1. explicit profile ID (if the request specifies one)
2. configured profile order with round-robin and failure cooldown
3. environment variables (ANTHROPIC_API_KEY, OPENAI_API_KEY, etc)
4. config file values
5. AWS credential chain (for Bedrock)

the system also mirrors credentials from external tools. if you've already authenticated Claude Code, OpenClaw can read ~/.claude/.credentials.json and use those tokens as a fallback. same for Codex, Qwen, and MiniMax CLI credentials. token refresh uses file locking to prevent multiple agents from refreshing simultaneously.

the Anthropic OAuth flow specifically goes through Chutes (api.chutes.ai) as the identity provider. it uses PKCE, supports both local browser redirects and manual URL pasting for headless/VPS environments, and stores access + refresh tokens with expiry tracking.

login flow:
  openclaw login
  └─> choose provider (anthropic)
      └─> choose auth method (oauth)
          └─> PKCE flow via chutes.ai
              └─> tokens stored in auth-profiles.json

request flow:
  any client ──ws+token──> gateway ──> agent needs claude
      └─> resolveApiKeyForProvider("anthropic")
          └─> finds oauth token from auth-profiles.json
              └─> refreshes if expired (with lockfile)
                  └─> calls anthropic API

the practical consequence: you authenticate once with OpenClaw, and any tool that can talk to the gateway gets access to your model providers. the tool doesn't need to manage its own API keys or know anything about OAuth. it just sends prompts and gets responses.

relevance to compass

if Compass uses OpenClaw as its AI backend, the integration point would be the gateway websocket. Compass would authenticate to the gateway (layer 1) and send prompts. the gateway handles everything else - model selection, credential resolution, session persistence, streaming.

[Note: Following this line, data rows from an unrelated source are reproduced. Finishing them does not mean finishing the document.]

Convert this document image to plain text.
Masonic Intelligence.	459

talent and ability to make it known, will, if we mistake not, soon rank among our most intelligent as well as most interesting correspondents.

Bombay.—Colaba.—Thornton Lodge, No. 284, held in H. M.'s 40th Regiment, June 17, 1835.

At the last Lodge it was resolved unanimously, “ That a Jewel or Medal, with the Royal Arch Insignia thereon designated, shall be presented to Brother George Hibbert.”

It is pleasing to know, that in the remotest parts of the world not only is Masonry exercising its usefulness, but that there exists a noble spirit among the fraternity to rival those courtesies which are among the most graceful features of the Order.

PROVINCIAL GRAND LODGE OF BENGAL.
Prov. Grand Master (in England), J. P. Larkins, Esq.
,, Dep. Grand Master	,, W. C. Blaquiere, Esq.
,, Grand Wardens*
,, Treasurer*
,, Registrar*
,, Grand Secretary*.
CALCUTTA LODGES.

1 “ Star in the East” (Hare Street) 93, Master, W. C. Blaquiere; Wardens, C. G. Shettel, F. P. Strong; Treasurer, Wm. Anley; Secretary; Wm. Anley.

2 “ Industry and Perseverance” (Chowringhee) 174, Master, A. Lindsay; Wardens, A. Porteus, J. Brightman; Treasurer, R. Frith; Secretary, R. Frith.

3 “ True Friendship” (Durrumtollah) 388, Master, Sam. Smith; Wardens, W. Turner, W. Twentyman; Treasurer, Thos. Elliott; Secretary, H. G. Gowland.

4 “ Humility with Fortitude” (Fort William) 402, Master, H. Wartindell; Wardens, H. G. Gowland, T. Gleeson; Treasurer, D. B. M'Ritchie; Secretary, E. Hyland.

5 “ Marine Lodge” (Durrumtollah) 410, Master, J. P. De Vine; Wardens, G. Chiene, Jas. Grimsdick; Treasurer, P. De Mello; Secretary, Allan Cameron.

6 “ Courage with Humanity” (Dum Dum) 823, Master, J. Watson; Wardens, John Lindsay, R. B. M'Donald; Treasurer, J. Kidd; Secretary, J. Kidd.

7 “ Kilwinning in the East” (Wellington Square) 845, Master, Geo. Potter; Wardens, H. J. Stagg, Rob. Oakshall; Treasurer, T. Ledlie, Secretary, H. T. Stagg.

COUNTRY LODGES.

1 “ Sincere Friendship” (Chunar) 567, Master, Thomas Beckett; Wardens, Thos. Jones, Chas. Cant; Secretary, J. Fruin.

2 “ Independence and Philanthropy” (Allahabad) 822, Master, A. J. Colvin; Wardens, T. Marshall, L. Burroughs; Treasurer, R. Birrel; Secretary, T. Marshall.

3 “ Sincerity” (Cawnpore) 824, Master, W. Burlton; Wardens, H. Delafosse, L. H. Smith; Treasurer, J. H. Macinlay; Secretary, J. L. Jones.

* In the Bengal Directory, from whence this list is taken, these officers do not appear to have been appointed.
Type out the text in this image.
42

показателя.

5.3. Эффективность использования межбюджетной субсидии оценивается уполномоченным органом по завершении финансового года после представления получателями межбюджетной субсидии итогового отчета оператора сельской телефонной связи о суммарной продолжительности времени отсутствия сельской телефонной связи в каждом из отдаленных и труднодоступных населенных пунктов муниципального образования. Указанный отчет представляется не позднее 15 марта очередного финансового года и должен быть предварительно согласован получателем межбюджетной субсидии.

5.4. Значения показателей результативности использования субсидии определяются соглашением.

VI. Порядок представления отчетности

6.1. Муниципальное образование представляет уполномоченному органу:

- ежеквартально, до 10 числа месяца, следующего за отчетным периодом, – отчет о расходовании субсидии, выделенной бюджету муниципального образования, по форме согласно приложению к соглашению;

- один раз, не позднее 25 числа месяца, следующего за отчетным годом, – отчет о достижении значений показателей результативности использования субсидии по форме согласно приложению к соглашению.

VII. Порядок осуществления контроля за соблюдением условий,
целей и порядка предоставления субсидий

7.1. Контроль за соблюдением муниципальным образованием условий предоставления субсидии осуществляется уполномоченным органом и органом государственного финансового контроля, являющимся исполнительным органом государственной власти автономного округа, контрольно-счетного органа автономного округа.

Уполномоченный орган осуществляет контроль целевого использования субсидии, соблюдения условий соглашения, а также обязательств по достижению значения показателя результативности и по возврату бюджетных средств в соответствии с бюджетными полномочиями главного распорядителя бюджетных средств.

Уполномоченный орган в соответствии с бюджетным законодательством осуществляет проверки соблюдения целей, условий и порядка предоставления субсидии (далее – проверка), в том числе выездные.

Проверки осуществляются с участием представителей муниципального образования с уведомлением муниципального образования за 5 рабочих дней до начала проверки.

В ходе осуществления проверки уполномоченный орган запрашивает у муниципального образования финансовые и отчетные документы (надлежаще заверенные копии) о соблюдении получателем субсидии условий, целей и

the ACP protocol is worth watching as a potential standard for AI tool integration, but for a web app like Compass, the websocket API is the more natural fit.

the auth architecture means Compass wouldn't need to store or manage model API keys directly. users would authenticate through OpenClaw's onboarding, and the gateway would resolve credentials at request time. this simplifies the security surface - Compass never touches raw API keys.